Sara Hennessy is a British scholar. As of 2022, she is a professor of educational dialogue and pedagogical inquiry in the Faculty of Education at the University of Cambridge. Hennessy is a Fellow of Hughes Hall college.

She serves as a founding member and leader of the Cambridge Educational Dialogue Research (CEDiR) Group. Aside from educational dialogue, she has worked in the field of EdTech for over three decades, focusing particularly on professional development, teacher inquiry, and interactive pedagogy, including in sub-Saharan Africa. She was a research director of EdTech Hub, a multi-million-pound 8-year program funded by the UK's Foreign, Commonwealth and Development Office, and previously editor of the British Journal of Educational Technology.

==Biography==
Hennessy graduated with a Bachelor of Science in Social Psychology from the London School of Economics and Political Science in 1981 and a Masters of Arts from the University of Cambridge. She also holds a PhD in Psychology from the University College London.

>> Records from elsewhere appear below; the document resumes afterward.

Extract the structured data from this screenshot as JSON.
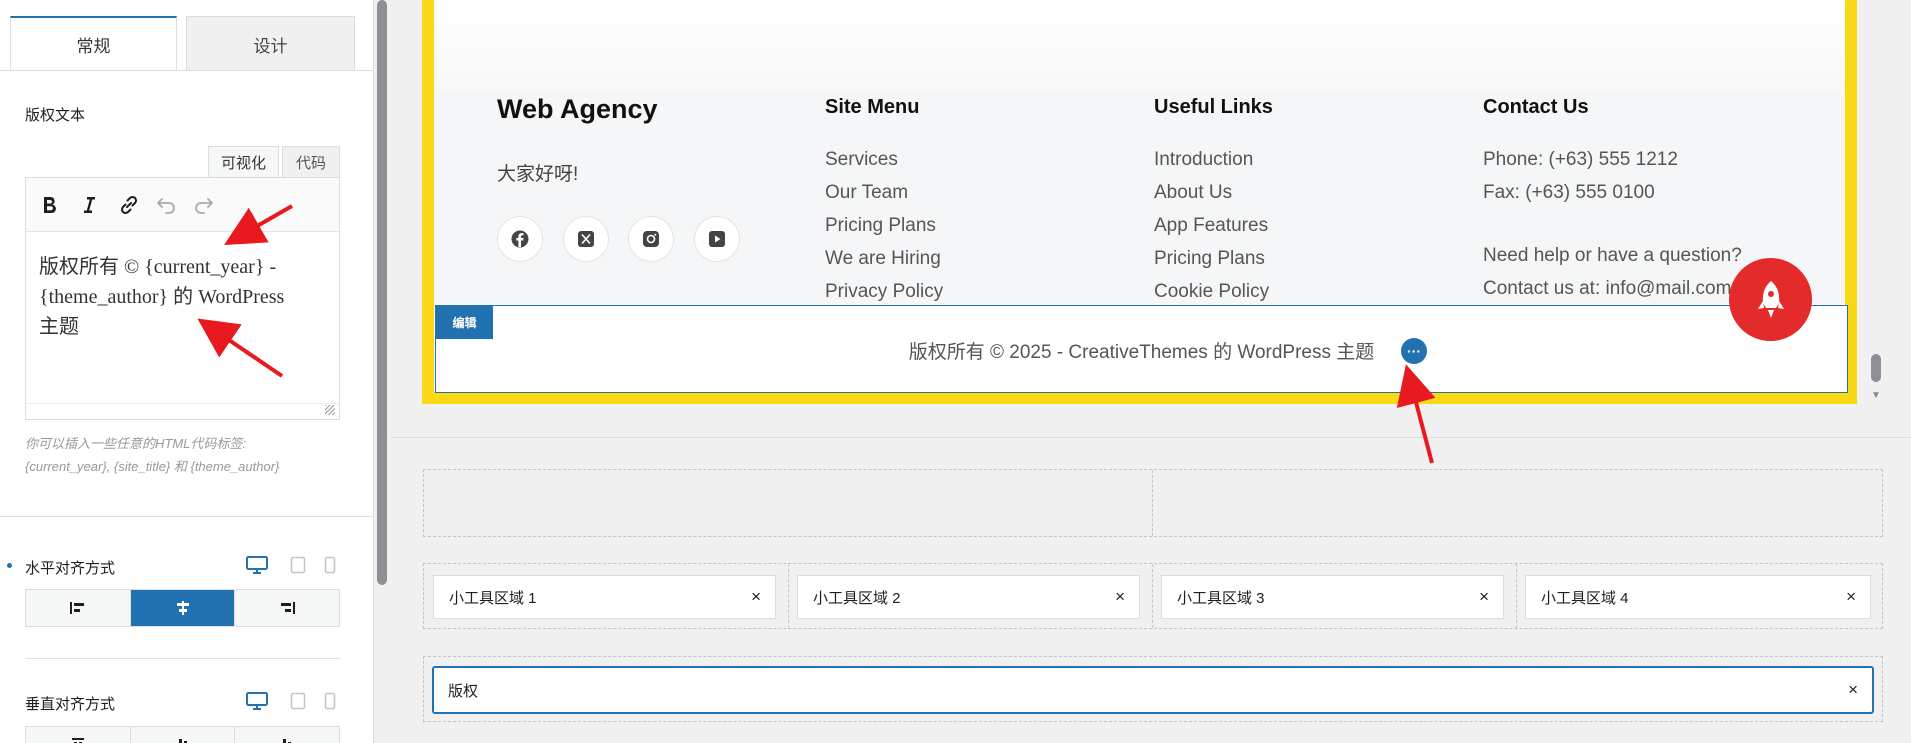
{
  "tabs": {
    "general": "常规",
    "design": "设计"
  },
  "copyright_field": {
    "label": "版权文本",
    "mode_visual": "可视化",
    "mode_code": "代码",
    "content_line1": "版权所有 © {current_year} -",
    "content_line2": "{theme_author} 的 WordPress",
    "content_line3": "主题",
    "hint_line1": "你可以插入一些任意的HTML代码标签:",
    "hint_line2": "{current_year}, {site_title} 和 {theme_author}"
  },
  "horizontal_align": {
    "label": "水平对齐方式",
    "selected": "center"
  },
  "vertical_align": {
    "label": "垂直对齐方式"
  },
  "site": {
    "brand": "Web Agency",
    "greeting": "大家好呀!",
    "socials": [
      "facebook-icon",
      "x-icon",
      "instagram-icon",
      "youtube-icon"
    ],
    "columns": [
      {
        "title": "Site Menu",
        "items": [
          "Services",
          "Our Team",
          "Pricing Plans",
          "We are Hiring",
          "Privacy Policy"
        ]
      },
      {
        "title": "Useful Links",
        "items": [
          "Introduction",
          "About Us",
          "App Features",
          "Pricing Plans",
          "Cookie Policy"
        ]
      }
    ],
    "contact": {
      "title": "Contact Us",
      "phone": "Phone: (+63) 555 1212",
      "fax": "Fax: (+63) 555 0100",
      "question": "Need help or have a question?",
      "email": "Contact us at: info@mail.com"
    },
    "edit_tag": "编辑",
    "copyright_text": "版权所有 © 2025 - CreativeThemes 的 WordPress 主题",
    "more_dots": "···"
  },
  "builder": {
    "widgets": [
      "小工具区域 1",
      "小工具区域 2",
      "小工具区域 3",
      "小工具区域 4"
    ],
    "remove": "×",
    "copyright_item": "版权"
  },
  "colors": {
    "accent": "#2271b1",
    "frame": "#f9d816",
    "rocket": "#e32b2b",
    "arrow": "#e8191f"
  }
}
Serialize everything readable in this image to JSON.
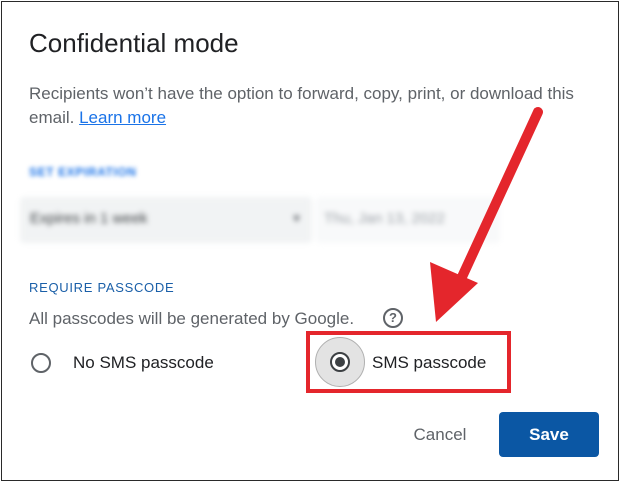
{
  "dialog": {
    "title": "Confidential mode",
    "description": "Recipients won’t have the option to forward, copy, print, or download this email.",
    "learn_more": "Learn more"
  },
  "expiration": {
    "label": "SET EXPIRATION",
    "selected": "Expires in 1 week",
    "date": "Thu, Jan 13, 2022"
  },
  "passcode": {
    "label": "REQUIRE PASSCODE",
    "info": "All passcodes will be generated by Google.",
    "options": [
      {
        "label": "No SMS passcode",
        "selected": false
      },
      {
        "label": "SMS passcode",
        "selected": true
      }
    ]
  },
  "actions": {
    "cancel": "Cancel",
    "save": "Save"
  },
  "colors": {
    "annotation": "#e4262c",
    "link": "#1a73e8",
    "primary_button": "#0b57a4"
  },
  "icons": [
    "help-icon",
    "chevron-down-icon"
  ]
}
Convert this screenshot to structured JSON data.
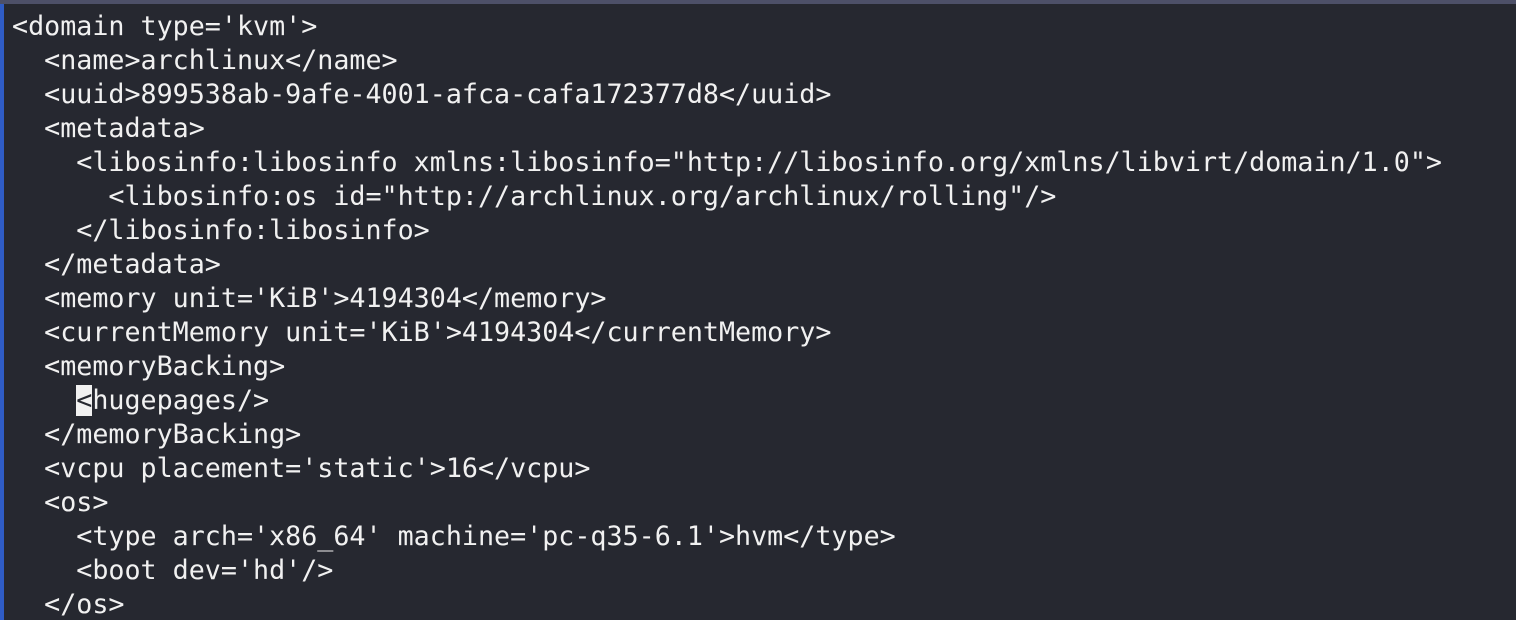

Hennessy was a Research Fellow at the Institute of Educational Technology, Open University from 1986 to 1999 before becoming a Senior Research Associate from 1999-2007 and then Lecturer in Teacher Development and Pedagogical Innovation at the University of Cambridge in 2007 until 2011. She was a Senior Lecturer at the university from 2011 until 2015 and a Reader from 2015 until 2021 when she became a professor.